When you execute the above command, you are telling helm to install the wordpress chart from the bitnami repository.

You can uninstall a chart by

helm uninstall my-wordpress

A small recap – Helm is a package manager that works against one or more repositories hosted by anyone to install/uninstall/upgrade a chart into a Kubernetes Cluster.

Are you with me so far? If yes, then let’s continue.

Since, repositories can be hosted by anyone (some of them could be private or public), how to find and search charts within these repositories?

Do we have to add every single repository out there?

How do we discover these repositories?

Helm Hub is a central location to easily find charts that are hosted outside the helm project.

When you execute the command helm search –help, you are presented with two options search hub or search repo. In the below comands, we are searching for wordpress chart against the hub and then against the repository.

helm search hub wordpress

helm search repo wordpress

What happens when you install a chart (remember we called it package initially)?

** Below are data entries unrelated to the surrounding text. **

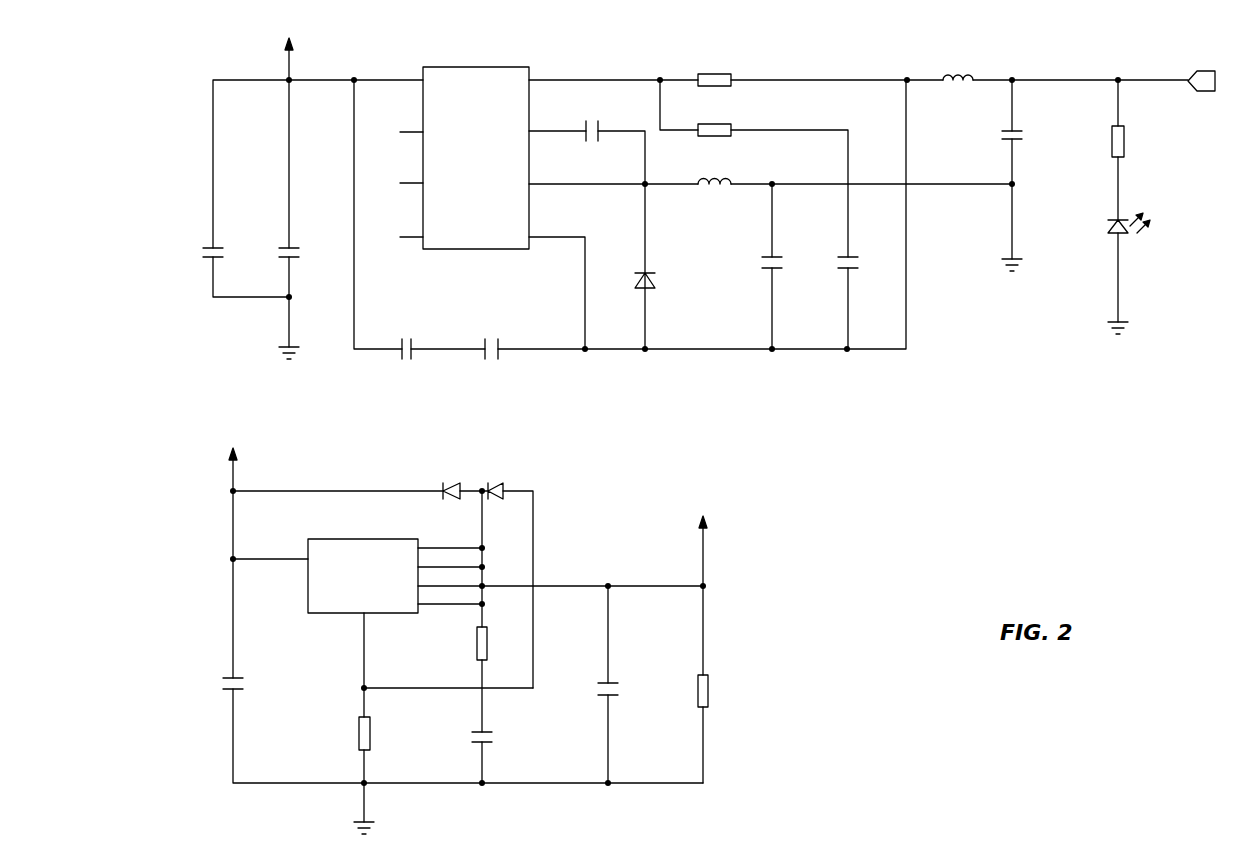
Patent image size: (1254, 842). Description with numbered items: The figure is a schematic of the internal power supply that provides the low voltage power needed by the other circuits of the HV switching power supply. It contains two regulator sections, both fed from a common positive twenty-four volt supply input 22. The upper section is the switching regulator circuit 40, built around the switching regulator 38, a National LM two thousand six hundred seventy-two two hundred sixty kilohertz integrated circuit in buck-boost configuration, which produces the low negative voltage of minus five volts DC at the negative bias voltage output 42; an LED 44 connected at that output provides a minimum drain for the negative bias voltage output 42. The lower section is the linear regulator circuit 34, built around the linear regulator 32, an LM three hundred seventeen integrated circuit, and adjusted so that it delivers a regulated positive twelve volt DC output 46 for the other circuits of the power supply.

The switching regulator circuit 40 is at (706, 193).
The +24V supply input 22 is at (278, 253).
The switching regulator 38 is at (462, 157).
The negative bias voltage output 42 is at (1221, 97).
The LED 44 is at (1104, 268).
The linear regulator circuit 34 is at (463, 611).
The linear regulator 32 is at (356, 575).
The +12V DC output 46 is at (721, 542).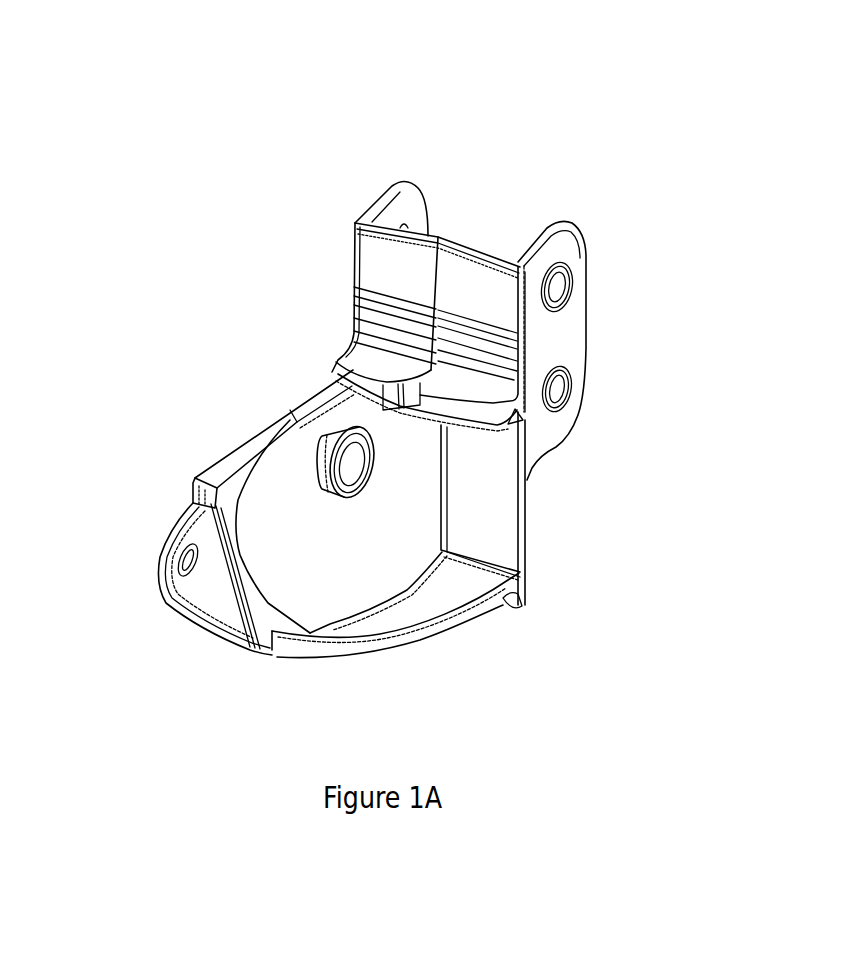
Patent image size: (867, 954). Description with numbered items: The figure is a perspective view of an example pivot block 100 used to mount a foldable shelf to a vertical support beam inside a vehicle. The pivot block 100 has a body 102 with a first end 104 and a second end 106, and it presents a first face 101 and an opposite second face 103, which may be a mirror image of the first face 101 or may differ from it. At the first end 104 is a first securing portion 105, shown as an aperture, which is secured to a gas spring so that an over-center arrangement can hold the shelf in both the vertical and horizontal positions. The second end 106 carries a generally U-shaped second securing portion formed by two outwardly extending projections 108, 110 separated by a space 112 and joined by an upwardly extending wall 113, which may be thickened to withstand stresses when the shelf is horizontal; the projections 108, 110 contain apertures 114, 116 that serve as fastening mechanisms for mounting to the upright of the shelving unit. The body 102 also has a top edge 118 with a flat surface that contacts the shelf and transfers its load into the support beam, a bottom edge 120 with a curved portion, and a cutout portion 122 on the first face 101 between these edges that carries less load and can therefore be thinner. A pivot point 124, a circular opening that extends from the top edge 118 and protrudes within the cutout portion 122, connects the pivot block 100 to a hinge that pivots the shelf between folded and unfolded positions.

The pivot block 100 is at (203, 98).
The first face 101 is at (503, 518).
The body 102 is at (187, 368).
The second face 103 is at (175, 463).
The first end 104 is at (187, 670).
The first securing portion 105 is at (175, 532).
The second end 106 is at (615, 335).
The outwardly extending projection 108 is at (583, 298).
The outwardly extending projection 110 is at (383, 192).
The space 112 is at (490, 207).
The upwardly extending wall 113 is at (354, 260).
The aperture 114 is at (570, 268).
The aperture 116 is at (567, 390).
The top edge 118 is at (237, 443).
The bottom edge 120 is at (400, 650).
The cutout portion 122 is at (520, 608).
The pivot point 124 is at (337, 432).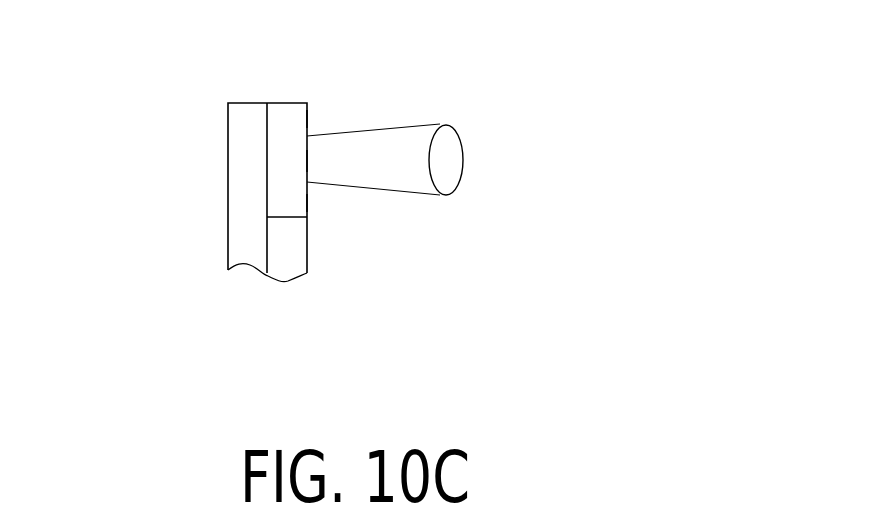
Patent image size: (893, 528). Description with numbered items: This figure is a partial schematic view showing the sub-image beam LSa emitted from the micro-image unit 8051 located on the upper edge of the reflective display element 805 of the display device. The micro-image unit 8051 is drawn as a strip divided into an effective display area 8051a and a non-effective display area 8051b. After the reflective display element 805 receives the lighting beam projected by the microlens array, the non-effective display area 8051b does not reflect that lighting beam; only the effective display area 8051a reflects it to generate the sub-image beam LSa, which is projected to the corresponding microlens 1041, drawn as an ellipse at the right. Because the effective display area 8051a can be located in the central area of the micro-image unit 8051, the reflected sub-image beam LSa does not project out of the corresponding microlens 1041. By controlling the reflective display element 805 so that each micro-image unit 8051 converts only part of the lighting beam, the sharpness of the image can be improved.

The reflective display element 805 is at (245, 182).
The micro-image unit 8051 is at (280, 133).
The effective display area 8051a is at (307, 160).
The non-effective display area 8051b is at (307, 119).
The sub-image beam LSa is at (397, 128).
The microlens 1041 is at (453, 158).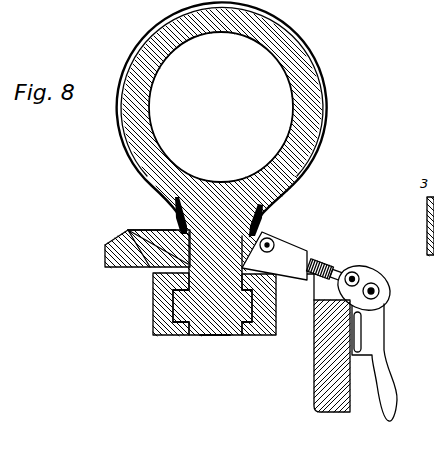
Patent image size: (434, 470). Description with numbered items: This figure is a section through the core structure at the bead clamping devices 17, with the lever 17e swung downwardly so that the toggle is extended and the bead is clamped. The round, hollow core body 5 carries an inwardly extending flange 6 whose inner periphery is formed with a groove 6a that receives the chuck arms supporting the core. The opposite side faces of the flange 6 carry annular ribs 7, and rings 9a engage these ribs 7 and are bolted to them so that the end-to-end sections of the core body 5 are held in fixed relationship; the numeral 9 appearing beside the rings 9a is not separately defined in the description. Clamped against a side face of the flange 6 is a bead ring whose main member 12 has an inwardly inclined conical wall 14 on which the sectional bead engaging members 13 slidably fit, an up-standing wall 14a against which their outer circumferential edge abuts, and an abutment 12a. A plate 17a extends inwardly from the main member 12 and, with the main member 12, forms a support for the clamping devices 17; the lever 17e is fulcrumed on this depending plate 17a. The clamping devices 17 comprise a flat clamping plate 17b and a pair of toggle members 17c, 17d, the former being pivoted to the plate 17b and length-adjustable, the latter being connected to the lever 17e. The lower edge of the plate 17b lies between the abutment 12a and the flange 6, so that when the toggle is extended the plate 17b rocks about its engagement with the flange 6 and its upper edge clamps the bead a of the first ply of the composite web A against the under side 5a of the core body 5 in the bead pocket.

The core body 5 is at (314, 109).
The composite web A is at (116, 129).
The under side of core body 5a is at (221, 107).
The beads a is at (178, 224).
The clamping plate 17b is at (264, 224).
The main member 12 is at (107, 269).
The conical wall 14 is at (128, 270).
The up-standing wall 14a is at (126, 231).
The bead engaging members 13 is at (131, 229).
The flange 6 is at (193, 336).
The groove 6a is at (210, 337).
The annular ribs 7 is at (171, 313).
The pin 9 is at (170, 306).
The rings 9a is at (269, 345).
The abutment 12a is at (277, 276).
The bead clamping devices 17 is at (306, 256).
The toggle member 17c is at (303, 258).
The toggle member 17d is at (363, 273).
The lever 17e is at (374, 340).
The plate 17a is at (343, 413).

A Chart is nothing but collection of files that describe a related set of Kubernetes resources. For example, a wordpress chart will have all the .yaml files required to install wordpress. In addition to that it will have metadata information about the chart itself.

When you install a chart, it creates a new release into your K8S cluster. A release is like an instance of a resource. For example, when you install wordpress chart using the install command mentioned earlier, it will create a new release by the name my-wordpress. That release is unique to this cluster.

You can install a chart multiple times to create multiple releases. For example, if you can install wordpress chart 3 times, then you will have 3 wordpress instances configured—all with their own unique urls, usernames and passwords. By executing the below command, we will have 3 releases installed in our cluster.

helm install my-wordpress1 bitnami/wordpress

helm install my-wordpress2 bitnami/wordpress

helm install my-wordpress3 bitnami/wordpress


Take two, let’s say you install mysql chart 3 times in your cluster, then you have 3 mysql database instances configured in your cluster.

You can execute helm list command to see what is installed in your cluster.

Finally, you can uninstall a release by executing the command helm uninstall my-wordpress

I hope this helped your understand helm a bit better.